Tag Archives: Kirk Hammett

It’s Alive Proves Good Things Do End in -eum

At this point, my fascination with the Universal Monsters has gone on longer than the actual active period of the Monsters* so I’ve read and absorbed just about all the available information about them. So walking into It’s Alive!, an exhibit of “classic horror and sci-fi movie posters from the Kirk Hammett collection” at the Peabody Essex Museum in Salem, MA, I fully expected this to be a simple repacking of the same information I’ve already seen a thousand times.

However, though I know all of these stories and I’ve seen most of these images (though there was a foreign Frankenstein poster I’d never seen), seeing them in a physical space at their original size was something I wasn’t prepared for. I’d seen these images on paper or in pixels; seeing them like this was like taking a walk through my mind and getting to see how all the dots connect.

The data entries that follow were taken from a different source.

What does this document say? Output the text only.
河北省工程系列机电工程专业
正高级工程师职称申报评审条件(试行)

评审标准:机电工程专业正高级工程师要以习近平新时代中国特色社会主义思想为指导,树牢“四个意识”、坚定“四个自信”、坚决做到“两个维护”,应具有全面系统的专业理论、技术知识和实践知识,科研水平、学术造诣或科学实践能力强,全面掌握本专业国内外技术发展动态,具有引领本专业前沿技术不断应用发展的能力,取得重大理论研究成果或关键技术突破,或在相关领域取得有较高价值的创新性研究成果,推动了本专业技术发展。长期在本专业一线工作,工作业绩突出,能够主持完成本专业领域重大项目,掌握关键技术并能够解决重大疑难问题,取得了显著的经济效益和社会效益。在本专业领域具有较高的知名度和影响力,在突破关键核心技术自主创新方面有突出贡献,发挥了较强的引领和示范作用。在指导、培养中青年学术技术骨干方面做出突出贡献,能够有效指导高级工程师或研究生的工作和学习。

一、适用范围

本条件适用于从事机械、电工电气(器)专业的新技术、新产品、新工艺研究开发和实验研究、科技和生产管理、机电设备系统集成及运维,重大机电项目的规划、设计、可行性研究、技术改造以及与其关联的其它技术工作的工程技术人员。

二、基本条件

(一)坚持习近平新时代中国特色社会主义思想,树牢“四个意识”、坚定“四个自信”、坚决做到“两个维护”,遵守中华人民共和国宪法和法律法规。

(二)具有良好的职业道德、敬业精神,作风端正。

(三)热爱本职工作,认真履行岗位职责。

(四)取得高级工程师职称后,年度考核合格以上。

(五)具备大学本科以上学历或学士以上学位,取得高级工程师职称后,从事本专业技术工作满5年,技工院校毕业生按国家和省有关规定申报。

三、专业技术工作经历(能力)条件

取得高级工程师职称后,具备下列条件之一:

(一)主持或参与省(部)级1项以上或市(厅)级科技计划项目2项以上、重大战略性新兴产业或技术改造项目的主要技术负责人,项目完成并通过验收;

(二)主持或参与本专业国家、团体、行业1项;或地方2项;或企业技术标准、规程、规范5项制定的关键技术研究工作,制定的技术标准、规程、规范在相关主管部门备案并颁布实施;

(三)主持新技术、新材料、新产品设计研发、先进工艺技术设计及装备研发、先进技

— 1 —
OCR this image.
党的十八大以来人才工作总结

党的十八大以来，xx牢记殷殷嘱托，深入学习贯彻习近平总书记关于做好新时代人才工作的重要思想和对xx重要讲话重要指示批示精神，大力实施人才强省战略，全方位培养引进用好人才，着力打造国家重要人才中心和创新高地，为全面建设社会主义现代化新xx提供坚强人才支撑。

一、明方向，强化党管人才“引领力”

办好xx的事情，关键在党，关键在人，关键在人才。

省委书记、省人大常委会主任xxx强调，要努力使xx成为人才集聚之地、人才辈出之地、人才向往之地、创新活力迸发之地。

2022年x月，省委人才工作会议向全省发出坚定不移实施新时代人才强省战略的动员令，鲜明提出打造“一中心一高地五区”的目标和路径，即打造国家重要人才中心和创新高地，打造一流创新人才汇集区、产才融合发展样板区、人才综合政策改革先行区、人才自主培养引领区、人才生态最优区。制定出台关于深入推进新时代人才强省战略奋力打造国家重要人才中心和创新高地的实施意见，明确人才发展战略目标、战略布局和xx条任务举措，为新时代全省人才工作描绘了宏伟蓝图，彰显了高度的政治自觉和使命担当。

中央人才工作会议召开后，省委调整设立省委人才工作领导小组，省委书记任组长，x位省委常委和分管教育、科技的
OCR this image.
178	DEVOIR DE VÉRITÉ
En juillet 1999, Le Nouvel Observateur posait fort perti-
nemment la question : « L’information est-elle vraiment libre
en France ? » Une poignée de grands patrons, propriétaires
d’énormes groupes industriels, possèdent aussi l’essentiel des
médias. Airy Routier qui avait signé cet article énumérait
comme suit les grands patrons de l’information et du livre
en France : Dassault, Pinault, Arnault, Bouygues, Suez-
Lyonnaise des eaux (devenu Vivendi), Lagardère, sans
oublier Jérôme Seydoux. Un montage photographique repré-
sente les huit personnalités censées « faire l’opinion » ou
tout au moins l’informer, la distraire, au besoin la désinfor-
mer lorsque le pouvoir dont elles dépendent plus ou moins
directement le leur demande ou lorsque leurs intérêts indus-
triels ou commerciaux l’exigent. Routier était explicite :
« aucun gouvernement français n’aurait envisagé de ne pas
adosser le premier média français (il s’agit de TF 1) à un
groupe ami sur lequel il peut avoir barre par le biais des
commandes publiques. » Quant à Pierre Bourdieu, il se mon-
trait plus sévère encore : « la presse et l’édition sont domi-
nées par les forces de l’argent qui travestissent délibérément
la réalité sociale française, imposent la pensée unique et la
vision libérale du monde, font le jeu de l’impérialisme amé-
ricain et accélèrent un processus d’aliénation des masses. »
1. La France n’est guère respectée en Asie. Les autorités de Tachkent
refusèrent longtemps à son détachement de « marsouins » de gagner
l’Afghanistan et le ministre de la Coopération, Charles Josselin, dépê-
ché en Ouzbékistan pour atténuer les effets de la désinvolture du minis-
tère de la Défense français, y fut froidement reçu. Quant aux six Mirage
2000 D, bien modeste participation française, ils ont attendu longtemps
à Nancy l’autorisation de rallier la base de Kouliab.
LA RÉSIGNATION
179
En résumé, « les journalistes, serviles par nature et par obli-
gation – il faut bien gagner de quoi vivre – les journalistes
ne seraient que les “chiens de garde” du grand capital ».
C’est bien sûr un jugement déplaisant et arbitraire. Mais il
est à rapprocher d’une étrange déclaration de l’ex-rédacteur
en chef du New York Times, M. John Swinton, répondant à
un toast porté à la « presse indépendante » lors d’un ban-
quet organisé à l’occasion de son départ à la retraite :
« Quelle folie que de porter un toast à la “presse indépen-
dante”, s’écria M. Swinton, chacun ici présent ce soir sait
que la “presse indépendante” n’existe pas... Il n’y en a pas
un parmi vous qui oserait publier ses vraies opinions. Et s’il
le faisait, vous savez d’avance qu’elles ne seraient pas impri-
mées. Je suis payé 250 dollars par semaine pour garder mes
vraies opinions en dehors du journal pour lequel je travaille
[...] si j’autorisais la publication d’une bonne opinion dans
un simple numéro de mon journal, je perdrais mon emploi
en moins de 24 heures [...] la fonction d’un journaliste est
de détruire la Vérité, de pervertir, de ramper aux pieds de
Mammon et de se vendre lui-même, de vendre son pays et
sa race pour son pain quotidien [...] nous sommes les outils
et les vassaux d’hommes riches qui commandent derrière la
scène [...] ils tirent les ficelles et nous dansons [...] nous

The exhibit is arranged by theme, with attention paid to chronology, but it jumps the timeline where it will strengthen the connection. I wouldn’t have been able to draw a line between the 1921 Hamlet and 1931 Dracula myself, but by linking the design of the posters, this exhibit has made it so I’ll always think of one when I think of the other.

There are a couple of props—the outfit Boris Karloff wore in the Black Cat, Lugosi’s White Zombie suit, a Wolf Man test mask—but if there is one thing I think everyone should see, it would be the Basil Gogos originals on display. Those covers for Famous Monsters of Filmland are about as famous as pictures of the actual actors, so much so that it’s easy to forget they’re actual paintings, not some clever Photoshop filter. I found myself planted inches away from a Basil Gogos painting of Boris Karloff as Im-Ho-Tep, staring at the brush strokes and chunky swaths of paint for way longer than I’d like to admit. And once you get bored of that, there’s a couple Frank Frazetta originals to stare at too.

Kirk Hammett himself is represented by a display of his Monster themed guitars, along with a nice video package about what all this Monster memorabilia means to him. I wish the guitars were available to play, but I can understand why the museum doesn’t let random jackasses butcher the “Fade to Black” solo while other patrons are trying to study a Strickfaden machine in peace.

Even without the ability to shred I was having so much fun I didn’t even stop to “well, actually…” the guy who said he saw London After Midnight. Being so enthralled that I don’t start spouting off about classic horror is the highest recommendation I can give.

*For the record, I consider Dracula through Abbott and Costello Meet Frankensein (1931-1948) to be the active period, though that doesn’t mean outliers like Lon Chaney’s Phantom or the Creature from the Black Lagoon don’t count as Universal Monsters.